To capitalize on the popularity of hockey in Philadelphia after the Flyers won their first Cup in 1974, and with the relatively new vacancy at the Philadelphia Convention Hall and Civic Center, the Firebird began to play in the 1974-75 season in the North American Hockey League (NAHL). In the three seasons they played in the NAHL they played in 222 games with a record of 123-93-6. They finished second in the league in their first and third seasons in the NAHL and finished fourth in their second season. Ironically, that second season, 1975-76, would see the Firebirds win the Lockhart Cup. After the NAHL folded. In 1977, the Firebirds moved to the AHL. They played 161 games across two seasons in the AHL with a record of 58-84-19 and only made the playoffs in their first season in the AHL losing in the first round to the Hershey Bears. They would move to Syracuse for the 1979-80 season as the Syracuse Firebirds before that team folded.

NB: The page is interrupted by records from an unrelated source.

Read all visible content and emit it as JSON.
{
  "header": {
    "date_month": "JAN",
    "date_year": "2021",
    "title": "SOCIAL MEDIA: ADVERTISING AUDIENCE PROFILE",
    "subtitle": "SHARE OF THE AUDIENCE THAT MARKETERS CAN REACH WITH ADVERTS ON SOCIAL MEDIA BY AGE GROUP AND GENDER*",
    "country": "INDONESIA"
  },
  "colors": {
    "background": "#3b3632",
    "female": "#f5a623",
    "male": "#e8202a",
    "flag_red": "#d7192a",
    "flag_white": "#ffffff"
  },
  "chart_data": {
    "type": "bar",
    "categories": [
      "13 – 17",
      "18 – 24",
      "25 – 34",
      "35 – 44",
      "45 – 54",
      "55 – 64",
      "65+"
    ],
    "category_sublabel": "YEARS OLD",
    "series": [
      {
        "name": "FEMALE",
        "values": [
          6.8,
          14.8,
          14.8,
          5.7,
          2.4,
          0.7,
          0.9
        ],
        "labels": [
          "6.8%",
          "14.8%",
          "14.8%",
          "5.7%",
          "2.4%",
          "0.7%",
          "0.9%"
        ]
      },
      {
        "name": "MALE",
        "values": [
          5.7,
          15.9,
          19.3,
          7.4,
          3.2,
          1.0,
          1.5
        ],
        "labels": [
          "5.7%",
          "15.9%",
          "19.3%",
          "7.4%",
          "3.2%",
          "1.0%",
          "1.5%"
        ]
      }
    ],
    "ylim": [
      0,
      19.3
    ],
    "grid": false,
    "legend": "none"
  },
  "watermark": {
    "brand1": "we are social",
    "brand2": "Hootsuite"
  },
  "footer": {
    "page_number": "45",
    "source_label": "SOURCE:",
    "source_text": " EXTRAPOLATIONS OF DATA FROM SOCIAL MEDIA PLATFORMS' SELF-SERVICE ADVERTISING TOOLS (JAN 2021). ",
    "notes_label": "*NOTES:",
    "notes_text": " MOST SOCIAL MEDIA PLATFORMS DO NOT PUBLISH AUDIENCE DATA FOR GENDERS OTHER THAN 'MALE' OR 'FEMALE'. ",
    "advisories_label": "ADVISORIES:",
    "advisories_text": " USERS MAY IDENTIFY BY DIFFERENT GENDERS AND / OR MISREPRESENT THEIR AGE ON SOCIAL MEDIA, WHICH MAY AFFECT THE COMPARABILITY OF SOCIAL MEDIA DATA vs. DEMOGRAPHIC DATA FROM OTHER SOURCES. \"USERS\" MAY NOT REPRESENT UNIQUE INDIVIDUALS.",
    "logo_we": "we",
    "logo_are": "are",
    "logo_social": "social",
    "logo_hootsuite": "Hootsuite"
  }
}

After the Flyers left the Spectrum for the CoreStates Center in 1996, a vacancy was left. That would be filled by the Philadelphia Phantoms. With only a parking lot separating the two teams, they would be one of, if not, the closest major and minor league teams in North American sports. In the 13 seasons they played in Philadelphia, the Phantoms had a record of 586-371-65-42 (W-L-T-OTL) in 1,040 games. They would win the Calder Cup in 1998 and then again in 2005, with the help of young players that would be in the NHL had there not been a lockout, such as Jeff Carter and Mike Richards, the prized first-rounders from the 2003 NHL Draft, along with other notable Flyers prospects Patrick Sharp, RJ Umberger, Antero Niittymaki, Joni Pitkanen (who wasn’t exactly a rookie then), Dennis Seidenberg, Neil Little, and Riley Cote. The Phantoms would do quite well, finishing first in their division four times and four more finishes in the top three. Comcast Spectacor sold the team to Brooks Group due to the eventual demolition of the Spectrum. The Phantoms would move to Glenn Falls, NY, and become the Adirondak Phantoms before moving to Allentown, PA to become the Lehigh Valley Phantoms, which was the intent of the Brooks Group when they purchased the team. Aside from the players on that 2004-05 team, other notable players from the Phantoms include Claude Giroux, Pat Maroon, Brian Boucher, Roman Cechmanek, Micheal Leighton, Steve Downie, Rusland Fedetenko, Jim Montgomery, Vinny Prospal, Lucas Sbisa, and Jon Stevens.